Po pierwsze: wyzwanie. Już samo zapisanie się na zawody działa bardzo mobilizująco. Codziennie myślisz, że od teraz musisz więcej i częściej trenować, prawidłowo regenerować organizm i dobrze się odżywiać. Przygotowujesz plan działań i ustalasz cel, choć wyzwanie na początek wcale nie musi być ambitne. Wystarczy, że np. ukończysz zawody, dojedziesz do mety bez kontuzji i na przedostatnim miejscu.
Do drugie: doświadczenie. Mówi się, że zawody to najlepszy trening i nigdy nie będzie on tak efektywny, jak udział w zawodach. I coś w tym jest, bo pewnie nigdy sami nie nauczymy się tyle, ile dowiemy się o sobie i innych co podczas startów. Zawody przełamują rutynę, pozwalają spojrzeć na pewne sprawy zupełnie inaczej i pomagają wyeliminować błędy, które na co dzień popełniamy.

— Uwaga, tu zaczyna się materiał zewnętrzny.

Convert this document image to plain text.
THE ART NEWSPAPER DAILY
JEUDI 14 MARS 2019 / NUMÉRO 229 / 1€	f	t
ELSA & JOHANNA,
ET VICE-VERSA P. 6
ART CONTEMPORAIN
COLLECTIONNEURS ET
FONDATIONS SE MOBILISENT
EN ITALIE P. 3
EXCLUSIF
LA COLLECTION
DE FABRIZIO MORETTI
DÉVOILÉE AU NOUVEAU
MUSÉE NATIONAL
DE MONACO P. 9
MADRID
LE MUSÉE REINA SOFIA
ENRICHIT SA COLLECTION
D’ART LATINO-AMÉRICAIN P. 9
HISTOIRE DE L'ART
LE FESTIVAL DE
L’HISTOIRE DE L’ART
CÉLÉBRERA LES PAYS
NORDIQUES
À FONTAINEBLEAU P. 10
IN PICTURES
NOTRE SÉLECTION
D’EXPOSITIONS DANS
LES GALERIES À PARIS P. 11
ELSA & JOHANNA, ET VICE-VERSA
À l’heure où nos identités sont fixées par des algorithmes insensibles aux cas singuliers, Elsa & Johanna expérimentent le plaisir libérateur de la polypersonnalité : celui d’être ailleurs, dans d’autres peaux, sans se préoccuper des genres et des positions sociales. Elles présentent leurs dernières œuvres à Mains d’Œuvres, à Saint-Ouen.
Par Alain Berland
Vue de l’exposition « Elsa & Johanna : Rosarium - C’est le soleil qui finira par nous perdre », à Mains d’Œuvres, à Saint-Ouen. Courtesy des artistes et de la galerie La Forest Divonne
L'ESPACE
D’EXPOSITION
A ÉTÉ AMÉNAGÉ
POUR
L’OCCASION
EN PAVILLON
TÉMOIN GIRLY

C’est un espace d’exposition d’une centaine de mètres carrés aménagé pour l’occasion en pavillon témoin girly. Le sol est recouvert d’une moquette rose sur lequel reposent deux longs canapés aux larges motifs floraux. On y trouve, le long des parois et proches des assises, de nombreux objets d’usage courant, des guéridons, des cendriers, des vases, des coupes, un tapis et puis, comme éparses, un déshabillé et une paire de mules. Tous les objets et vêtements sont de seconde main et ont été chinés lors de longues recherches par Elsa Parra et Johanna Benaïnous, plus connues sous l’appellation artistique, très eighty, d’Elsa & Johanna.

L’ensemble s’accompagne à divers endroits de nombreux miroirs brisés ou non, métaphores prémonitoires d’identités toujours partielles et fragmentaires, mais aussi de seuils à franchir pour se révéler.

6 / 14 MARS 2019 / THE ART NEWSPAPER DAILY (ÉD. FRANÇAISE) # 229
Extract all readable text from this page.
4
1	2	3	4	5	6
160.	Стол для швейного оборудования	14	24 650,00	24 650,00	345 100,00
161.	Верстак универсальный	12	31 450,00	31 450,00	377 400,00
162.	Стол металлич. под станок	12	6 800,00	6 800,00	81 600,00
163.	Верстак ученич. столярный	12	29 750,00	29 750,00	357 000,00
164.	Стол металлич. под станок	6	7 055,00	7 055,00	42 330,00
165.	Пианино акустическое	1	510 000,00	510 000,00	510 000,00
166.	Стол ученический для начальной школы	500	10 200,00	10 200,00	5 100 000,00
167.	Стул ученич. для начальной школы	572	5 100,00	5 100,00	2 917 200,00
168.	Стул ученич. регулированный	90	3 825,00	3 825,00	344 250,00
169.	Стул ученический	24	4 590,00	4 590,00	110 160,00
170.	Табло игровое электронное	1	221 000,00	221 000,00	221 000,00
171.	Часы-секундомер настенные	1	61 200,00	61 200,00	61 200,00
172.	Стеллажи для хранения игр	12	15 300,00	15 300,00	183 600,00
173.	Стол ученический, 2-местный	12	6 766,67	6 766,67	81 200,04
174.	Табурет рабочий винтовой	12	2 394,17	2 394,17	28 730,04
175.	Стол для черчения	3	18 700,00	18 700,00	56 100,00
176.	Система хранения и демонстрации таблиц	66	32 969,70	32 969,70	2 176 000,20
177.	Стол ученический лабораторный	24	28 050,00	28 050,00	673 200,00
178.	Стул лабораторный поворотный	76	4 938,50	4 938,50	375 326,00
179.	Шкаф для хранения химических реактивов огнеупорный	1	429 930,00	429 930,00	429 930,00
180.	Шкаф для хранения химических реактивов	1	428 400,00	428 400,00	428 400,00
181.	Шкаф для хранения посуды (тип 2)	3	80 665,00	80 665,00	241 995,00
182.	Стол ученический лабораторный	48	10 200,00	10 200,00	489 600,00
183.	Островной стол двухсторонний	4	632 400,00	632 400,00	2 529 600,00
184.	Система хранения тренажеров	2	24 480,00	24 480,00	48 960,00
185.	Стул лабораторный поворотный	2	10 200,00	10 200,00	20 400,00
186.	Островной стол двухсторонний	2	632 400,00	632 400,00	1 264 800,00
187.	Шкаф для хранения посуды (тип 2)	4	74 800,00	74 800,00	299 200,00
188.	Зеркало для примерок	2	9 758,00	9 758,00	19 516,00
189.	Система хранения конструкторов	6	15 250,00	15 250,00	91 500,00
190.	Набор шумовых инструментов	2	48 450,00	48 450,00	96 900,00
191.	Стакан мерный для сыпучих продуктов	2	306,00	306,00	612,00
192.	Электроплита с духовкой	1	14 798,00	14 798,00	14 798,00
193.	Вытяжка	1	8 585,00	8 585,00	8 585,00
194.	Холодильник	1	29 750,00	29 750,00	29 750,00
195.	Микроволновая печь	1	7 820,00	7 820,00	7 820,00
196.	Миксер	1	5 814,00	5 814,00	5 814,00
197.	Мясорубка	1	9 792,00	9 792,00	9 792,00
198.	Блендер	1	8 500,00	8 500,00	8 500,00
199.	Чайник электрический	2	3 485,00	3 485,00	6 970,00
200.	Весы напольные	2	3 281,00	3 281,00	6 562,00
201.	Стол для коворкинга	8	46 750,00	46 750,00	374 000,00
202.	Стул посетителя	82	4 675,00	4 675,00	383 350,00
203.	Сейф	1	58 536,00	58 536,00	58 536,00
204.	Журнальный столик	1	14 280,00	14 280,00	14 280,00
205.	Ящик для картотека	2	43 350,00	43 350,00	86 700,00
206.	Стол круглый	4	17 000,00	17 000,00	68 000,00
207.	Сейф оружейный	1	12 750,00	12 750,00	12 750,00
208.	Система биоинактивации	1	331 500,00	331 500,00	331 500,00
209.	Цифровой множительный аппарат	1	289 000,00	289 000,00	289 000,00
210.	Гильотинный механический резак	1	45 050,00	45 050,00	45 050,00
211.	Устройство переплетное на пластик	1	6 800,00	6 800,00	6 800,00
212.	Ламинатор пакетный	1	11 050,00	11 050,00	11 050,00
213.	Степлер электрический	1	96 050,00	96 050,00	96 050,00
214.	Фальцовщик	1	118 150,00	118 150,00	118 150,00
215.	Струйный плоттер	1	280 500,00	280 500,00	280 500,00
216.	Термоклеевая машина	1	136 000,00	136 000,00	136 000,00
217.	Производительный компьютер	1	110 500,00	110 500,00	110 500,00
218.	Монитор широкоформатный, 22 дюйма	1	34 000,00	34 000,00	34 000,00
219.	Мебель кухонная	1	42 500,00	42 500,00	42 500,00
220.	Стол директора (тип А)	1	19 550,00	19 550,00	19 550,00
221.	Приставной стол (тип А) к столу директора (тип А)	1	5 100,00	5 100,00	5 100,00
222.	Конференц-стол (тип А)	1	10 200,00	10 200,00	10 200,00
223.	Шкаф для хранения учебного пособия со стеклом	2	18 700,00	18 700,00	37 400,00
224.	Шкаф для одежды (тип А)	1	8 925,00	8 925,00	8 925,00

Po trzecie: satysfakcja na mecie. Uczucie trudne do opisania, bo łączy w sobie zarówno euforię porównywalną do orgazmu, ale także ból i cierpienie wynikające z wysiłku. To są właśnie te chwile dla których warto się poświęcić, walczyć i pokonywać własne słabości. Gdy podbiegam na metę do mojego męża po zawodach mtb, o których więcej przeczytacie tutaj: https://mtb.ke.pl/, to za każdym razem widzę wspaniałego i coraz bardziej szczęśliwego człowieka!
Nie, przecież wcale się nie denerwuję. A tym bardziej nie boję się porażki. Nie, wcale nie liczę na to, że pójdzie mi dobrze i przejadę 100 km poniżej 4 godzin. Przecież to moje pierwsze w życiu zawody! Nie, nie mam aspiracji do bycia numerem JEDEN. Wystarczy mi fun i banan na twarzy!